Immanuel Can wrote: ↑Sat Dec 03, 2022 7:16 am
There is no such thing as a decision with no consequences. Only Leftists seem to think there ought to be.
I find this statement interesting. Partly because of the relationship between *ideas* and *consequences* that Richard Weaver focused on in his work
Ideas Have Consequences.
The terms we are compelled to use (left, progressive, liberal in the negative sense) are terribly inadequate when applied to the progressive-egalitarian trends that have come to dominate our thinking, our vision, our believing. To say that Leftists believe that there are no consequences to decisions (meaning, specific decisiveness in regard to social issues, established hierarchies, power relations, etc.) is simply absurd. What has to be understood is that they are influenced by
different sets of idealism. When one examines such thinkers as Weaver -- an arch-conservative -- one discovers that these types tend to favor the older hierarchical systems that dominated our cultures but are now being supplanted and overturned. They define *all that* as a good and they put all their weight on the side of overturning established orders. They see the older systems as being repressive and therefore consequential insofar as they believe in liberating people from prior (arbitrary) restraints.
It is really a question of the Vision one has about what social life is supposed to be and what sort of life is ideal and best.
It is therefore unfair to say that "Leftists" believe that ideas do not have consequences. So we are left with the sticky and difficult task of defining better what 'wokism' refers to. It must be a sort of
perversion of Left-idealism, no? But then 'perversion' must then become the topic of conversations since, certainly, the political Right in our own day and time is just as susceptible to perverse influences.
It seems to me at times that when we examine the bitter conflicts of the present we are seeing the results of the loss of the capacity to think and reason well by all or most parties.

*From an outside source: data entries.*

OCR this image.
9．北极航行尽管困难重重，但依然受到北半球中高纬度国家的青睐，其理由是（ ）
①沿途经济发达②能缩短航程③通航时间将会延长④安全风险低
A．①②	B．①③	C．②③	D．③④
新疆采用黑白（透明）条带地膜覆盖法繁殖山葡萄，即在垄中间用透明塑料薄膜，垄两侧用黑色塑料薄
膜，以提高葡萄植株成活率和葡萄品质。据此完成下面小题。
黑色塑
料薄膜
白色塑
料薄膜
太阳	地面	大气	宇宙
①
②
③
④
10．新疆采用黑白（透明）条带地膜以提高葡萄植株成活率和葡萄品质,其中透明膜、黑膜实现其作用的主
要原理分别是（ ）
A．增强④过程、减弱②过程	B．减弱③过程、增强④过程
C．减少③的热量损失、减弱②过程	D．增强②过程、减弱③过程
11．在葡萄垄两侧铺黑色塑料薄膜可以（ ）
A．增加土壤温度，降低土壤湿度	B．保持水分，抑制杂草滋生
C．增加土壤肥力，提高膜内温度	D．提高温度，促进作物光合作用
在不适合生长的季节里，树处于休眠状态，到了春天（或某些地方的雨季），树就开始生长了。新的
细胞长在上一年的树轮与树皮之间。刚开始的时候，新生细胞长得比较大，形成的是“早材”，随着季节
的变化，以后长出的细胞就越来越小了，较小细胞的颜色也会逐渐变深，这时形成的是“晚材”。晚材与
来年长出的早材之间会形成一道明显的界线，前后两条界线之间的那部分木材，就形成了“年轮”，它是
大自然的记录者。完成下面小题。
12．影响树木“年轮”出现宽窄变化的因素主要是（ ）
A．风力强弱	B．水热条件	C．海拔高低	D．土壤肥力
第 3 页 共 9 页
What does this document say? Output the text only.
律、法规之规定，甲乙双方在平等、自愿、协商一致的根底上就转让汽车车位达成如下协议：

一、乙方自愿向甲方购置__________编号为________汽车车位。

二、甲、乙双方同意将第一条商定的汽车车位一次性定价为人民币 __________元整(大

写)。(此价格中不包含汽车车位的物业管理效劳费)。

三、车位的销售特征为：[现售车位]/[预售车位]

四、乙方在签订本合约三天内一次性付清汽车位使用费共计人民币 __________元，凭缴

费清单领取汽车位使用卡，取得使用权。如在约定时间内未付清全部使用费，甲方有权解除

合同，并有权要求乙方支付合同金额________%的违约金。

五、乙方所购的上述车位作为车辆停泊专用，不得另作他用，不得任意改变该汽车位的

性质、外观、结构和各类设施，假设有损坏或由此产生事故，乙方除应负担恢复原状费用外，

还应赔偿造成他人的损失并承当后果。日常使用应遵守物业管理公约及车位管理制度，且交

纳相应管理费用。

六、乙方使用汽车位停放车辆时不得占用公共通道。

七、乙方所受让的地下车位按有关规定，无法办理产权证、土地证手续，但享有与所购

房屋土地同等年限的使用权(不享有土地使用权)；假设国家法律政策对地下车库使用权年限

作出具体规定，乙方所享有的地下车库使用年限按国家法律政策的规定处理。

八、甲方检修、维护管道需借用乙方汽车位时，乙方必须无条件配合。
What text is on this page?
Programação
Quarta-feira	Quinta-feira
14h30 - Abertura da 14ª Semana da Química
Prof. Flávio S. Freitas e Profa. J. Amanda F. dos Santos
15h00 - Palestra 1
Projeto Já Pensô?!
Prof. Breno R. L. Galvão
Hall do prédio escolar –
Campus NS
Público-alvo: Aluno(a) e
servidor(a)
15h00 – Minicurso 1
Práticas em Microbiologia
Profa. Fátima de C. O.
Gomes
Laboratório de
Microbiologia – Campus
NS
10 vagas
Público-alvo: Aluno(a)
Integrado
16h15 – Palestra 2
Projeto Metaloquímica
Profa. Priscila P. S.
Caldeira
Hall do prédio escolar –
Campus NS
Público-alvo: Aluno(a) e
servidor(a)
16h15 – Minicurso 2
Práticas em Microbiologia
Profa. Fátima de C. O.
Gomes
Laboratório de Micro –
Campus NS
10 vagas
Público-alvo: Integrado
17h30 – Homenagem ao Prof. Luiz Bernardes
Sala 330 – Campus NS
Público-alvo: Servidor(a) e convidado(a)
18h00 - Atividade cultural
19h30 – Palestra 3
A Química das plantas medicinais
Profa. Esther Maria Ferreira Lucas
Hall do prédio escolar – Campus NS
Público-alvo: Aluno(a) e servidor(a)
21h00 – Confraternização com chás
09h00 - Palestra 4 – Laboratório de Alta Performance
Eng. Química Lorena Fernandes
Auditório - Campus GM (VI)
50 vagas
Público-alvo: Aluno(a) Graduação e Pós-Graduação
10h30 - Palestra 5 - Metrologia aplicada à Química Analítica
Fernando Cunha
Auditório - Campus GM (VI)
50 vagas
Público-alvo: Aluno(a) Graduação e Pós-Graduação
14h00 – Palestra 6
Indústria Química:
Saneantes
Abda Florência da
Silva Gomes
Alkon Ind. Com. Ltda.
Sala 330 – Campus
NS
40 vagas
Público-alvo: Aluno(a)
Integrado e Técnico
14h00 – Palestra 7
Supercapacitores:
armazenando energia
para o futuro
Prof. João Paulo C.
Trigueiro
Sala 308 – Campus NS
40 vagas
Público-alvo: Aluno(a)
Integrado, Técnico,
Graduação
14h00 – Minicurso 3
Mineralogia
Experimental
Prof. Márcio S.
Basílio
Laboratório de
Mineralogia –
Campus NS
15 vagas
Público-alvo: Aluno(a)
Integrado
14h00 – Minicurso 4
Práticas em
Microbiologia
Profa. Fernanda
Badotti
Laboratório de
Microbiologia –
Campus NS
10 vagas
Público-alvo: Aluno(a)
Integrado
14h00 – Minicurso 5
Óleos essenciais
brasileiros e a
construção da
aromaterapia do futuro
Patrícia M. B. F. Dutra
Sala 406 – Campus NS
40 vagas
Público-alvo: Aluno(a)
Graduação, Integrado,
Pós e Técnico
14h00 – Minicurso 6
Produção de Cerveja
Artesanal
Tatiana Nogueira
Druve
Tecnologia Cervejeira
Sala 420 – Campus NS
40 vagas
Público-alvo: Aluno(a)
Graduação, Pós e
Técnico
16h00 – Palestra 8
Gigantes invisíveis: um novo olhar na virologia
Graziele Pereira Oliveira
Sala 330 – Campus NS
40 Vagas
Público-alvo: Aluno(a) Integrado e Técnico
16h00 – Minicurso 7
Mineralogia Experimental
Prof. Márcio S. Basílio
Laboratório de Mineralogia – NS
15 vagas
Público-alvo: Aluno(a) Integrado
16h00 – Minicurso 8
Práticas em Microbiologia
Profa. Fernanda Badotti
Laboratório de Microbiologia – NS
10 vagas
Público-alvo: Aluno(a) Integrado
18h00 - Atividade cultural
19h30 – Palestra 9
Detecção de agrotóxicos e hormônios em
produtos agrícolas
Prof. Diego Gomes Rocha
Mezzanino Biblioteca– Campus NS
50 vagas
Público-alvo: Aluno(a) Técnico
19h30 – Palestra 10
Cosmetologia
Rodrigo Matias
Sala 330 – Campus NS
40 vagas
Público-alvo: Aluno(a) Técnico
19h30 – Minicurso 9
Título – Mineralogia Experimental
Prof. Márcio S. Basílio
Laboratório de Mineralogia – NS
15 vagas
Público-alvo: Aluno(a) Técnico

Then, everything turns into emotional battles by bickering people who show themselves incapable of understanding any other perspective that is not their own.
This explains the endless bickering that goes on in this forum BTW. The absolute lack of a will to find common ground. The reign of absolute disagreement.
But you are still not a Christian. So clearly, nobody's forcing you or compelling you. And mention of eternal damnation itself fails to move you. So for now, you're just fine...as free as a bird...nothing is compelling you to anything.
Note that you do an excellent job of driving people away from even considering Christian philosophy as worthy and emulatable. If you are such a Christian --
God help us all!
My sense about your sort of statement is that
it also encapsulates a type of perversion. It is true beyond any doubt that genuine and original Christian dogma is grounded in absolutism and a thorough intolerance. As we discussed at length in the Christianity thread this intolerant absolutism arose within the Hebrew context. Once one understands the human, not the divine, origin of this absolutism, one sees more clearly that Christian absolutism has far more to do with social control (some of which is quite valid) more than it has to do with any sort of 'beyond'.
But this, in respect to Iambiguous, is tendentious and unfair: "So for now, you're just fine...as free as a bird...nothing is compelling you to anything". You use it, obviously, as just one more psychological tactic in an effort to influence him to your absolutist decisions, and this reveals how deeply you are enmeshed in all of that. But to say that Iambiguous is not concerned about 'consequences' would be unfair.
He is concerned about
different aspects of what is consequential!
But every decision comes with consequences. And I guess we'll both see if that's true or not.
There it is again! You know what I have said, right? That this is really the sum total of your argumentation! This sums it up.
True it is: all decisions have consequences, so you got that right. So we had all better pay attention to
the consequential. But to assert that those who do not accept your specific absolutist tenets will, as a result, end their existence in an eternal hell-realm is where you show yourself engaged, and deeply so, with a vicious psycho-metaphysical manipulation tool. And as I say your argument begins, and ends, with that.